Dikey hareketlilik neticesinde seçimler ve atanmalar ve bu seçimlere ve atanmalara bağlı yetkiler öğretim elemanlarını yoğun bir rekabet ortamına çekmekte ve bireyselleşmeye neden olmaktadır. Akademik örgüt yapısı içerisindeki stres kaynakları olarak kişiler arası çatışma, eksik iletişim ve rekabet dikey hareketliliğin yoğunluğu ve maddi-manevi kazanımlar çerçevesinde açıklanabilir. Stres kaynaklarının neticesinde ise çalışanlarda kaygı, korku ve panik gibi duygular oluşabilmektedir (Özalp, 2014:12).
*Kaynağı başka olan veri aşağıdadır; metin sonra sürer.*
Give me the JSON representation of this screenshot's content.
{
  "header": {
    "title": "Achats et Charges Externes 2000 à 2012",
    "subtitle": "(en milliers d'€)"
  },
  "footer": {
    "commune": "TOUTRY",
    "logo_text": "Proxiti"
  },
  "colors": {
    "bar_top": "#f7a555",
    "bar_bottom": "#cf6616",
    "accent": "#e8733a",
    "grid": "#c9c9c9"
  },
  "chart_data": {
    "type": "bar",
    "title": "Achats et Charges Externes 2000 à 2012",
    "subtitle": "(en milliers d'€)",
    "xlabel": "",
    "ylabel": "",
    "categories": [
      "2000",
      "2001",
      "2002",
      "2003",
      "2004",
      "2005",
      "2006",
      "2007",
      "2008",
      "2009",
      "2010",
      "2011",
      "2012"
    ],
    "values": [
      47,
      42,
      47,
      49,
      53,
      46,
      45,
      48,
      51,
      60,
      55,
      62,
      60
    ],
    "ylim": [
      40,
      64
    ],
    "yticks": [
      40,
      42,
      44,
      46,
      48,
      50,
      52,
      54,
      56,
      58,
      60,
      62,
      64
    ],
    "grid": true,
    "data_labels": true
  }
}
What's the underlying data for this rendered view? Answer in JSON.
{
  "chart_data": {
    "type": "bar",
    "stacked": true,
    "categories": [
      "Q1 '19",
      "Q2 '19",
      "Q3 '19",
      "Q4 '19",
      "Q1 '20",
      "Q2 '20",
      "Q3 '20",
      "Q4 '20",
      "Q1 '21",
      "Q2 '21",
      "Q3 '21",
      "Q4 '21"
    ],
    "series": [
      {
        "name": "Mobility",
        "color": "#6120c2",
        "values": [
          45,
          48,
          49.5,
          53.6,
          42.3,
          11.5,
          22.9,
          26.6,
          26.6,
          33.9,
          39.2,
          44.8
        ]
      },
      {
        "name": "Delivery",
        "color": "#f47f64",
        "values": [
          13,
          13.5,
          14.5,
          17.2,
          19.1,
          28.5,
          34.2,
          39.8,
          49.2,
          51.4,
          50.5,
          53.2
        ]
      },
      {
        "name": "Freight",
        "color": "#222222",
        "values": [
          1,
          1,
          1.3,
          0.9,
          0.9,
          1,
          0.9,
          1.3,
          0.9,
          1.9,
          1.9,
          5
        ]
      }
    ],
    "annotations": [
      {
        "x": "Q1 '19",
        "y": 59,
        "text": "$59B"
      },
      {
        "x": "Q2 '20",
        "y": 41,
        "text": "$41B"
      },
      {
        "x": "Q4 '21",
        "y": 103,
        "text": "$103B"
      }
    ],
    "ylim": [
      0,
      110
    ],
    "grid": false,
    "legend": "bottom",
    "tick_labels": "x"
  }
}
Blinx tarafından yapılan araştırmada ise ciddi stres kaynakları olarak, yapılan araştırmalarla ilgili faaliyetler ve ağır iş yükü olarak tespit edilmiştir (Roberts, 2006:37). İngiltere’de öğretim elemanlarının sorunları üzerinde yapılan araştırmalarda, akademik işgörenlerin üzerindeki işle ilgili baskılar, çalışma saatleri ve uzunlukları, iş yükü üzerinde durulmuştur. Stres kaynağı olarak ise işin niteliği ve çalışma koşulları bulunmuştur. Ara tatiller ve hafta sonu tatilleri dâhil haftada 55 saat çalışıldığı ve bunun daha çok idari görevlerde harcandığı görülmüştür. Kinman’ın araştırmasında ise hafta sonları ve akşamları çalışmanın öğretim elemanları için sıradanlaştığını göstermektedir. Kinman’ın (Kinman, 1996’dan akt. Roberts, 2006:41) araştırmasında öğretim elemanları için baskı faktörleri aşağıda görülmektedir:

1. Yükselme ve ilerleme için fırsat bulamamak 2. Zayıf iletişim

3. Bilimsel etkinlikler için desteğin ve fırsatın olamaması 4. Külfetli idari görevler

Cross ve Carrol’ın (Roberts, 2006:42) çalışmasında ise öğretim elemanları için diğer stres faktörleri aşağıda belirtilmiştir:

1. Karar oluşturma sürecinde bilgi eksikliği 2. Eğitim ve geliştirmede fırsat eksikliği

3. Sınırlı kaynaklarla yüksek kaliteli araştırma yapmak 4. Aşırı bilgi yüklemesi

5. Çok sayıda öğrenciyi eğitmek

Zamanı verimli kullanma görev yüküyle birlikte öğretim elemanları için elzem bir konudur. Özellikle bilgiye ulaşım ve araştırma yapıp makale veya tez hazırlama, kongre, sempozyum ve seminerlere katılma, proje yapma, ders kaydı yapma, sınav kâğıtlarını okuma, zaman yönetimiyle alakalıdır. Zaman yönetimini olumsuz etkileyen faktörler olarak aşırı iş yükü, stres, disiplinsiz çalışma, hedef ve amaçların belirsizliği, erteleme, ergonomik olmayan çalışma ortamı, hayır diyememek, kararsızlık, kapıyı açık bulundurma, beklenmeyen ziyaretçiler, yetki devrinden kaçınma, gereksiz toplantılar ve iletişim eksikliği sayılabilir (Silahtaroğlu,2004:55). Zamanı verimli kullanamamak öğretim elemanları için görevi zamanında yerine getirememek anlamına gelir ki bu telafisi bazen güç veya mümkün olmayan sonuçlara yol açabilmektedir. Örneğin tezin zamanında bitirilememesi, yayınların belirtilen süreler içinde yapılamaması kariyer gelişimini yavaşlatmakta öğretim elemanlarında kaygıya neden olabilmektedir. Bilgiyi paylaşmama, özellikle akademik çalışmanın başında yer alan bireylerin zaman kaybını artırmakta ve bu bireylerin zamana yönelik korkularını üst düzeyde hissetmesine neden olmaktadır. Bilgi kaynaklarına ulaşmak için yön gösterme rolüyle uyuşmayan bu davranış biçimi ise tamamen yüksek rekabet kaynaklı olup örgütsel amaçlardan sapmaya ya da bu amaçlara ulaşmayı yavaşlatma sonuçlarını doğurmaktadır. Makro olarak ise belirtilen faktörler üniversitenin imajını zedeleyebilmektedir.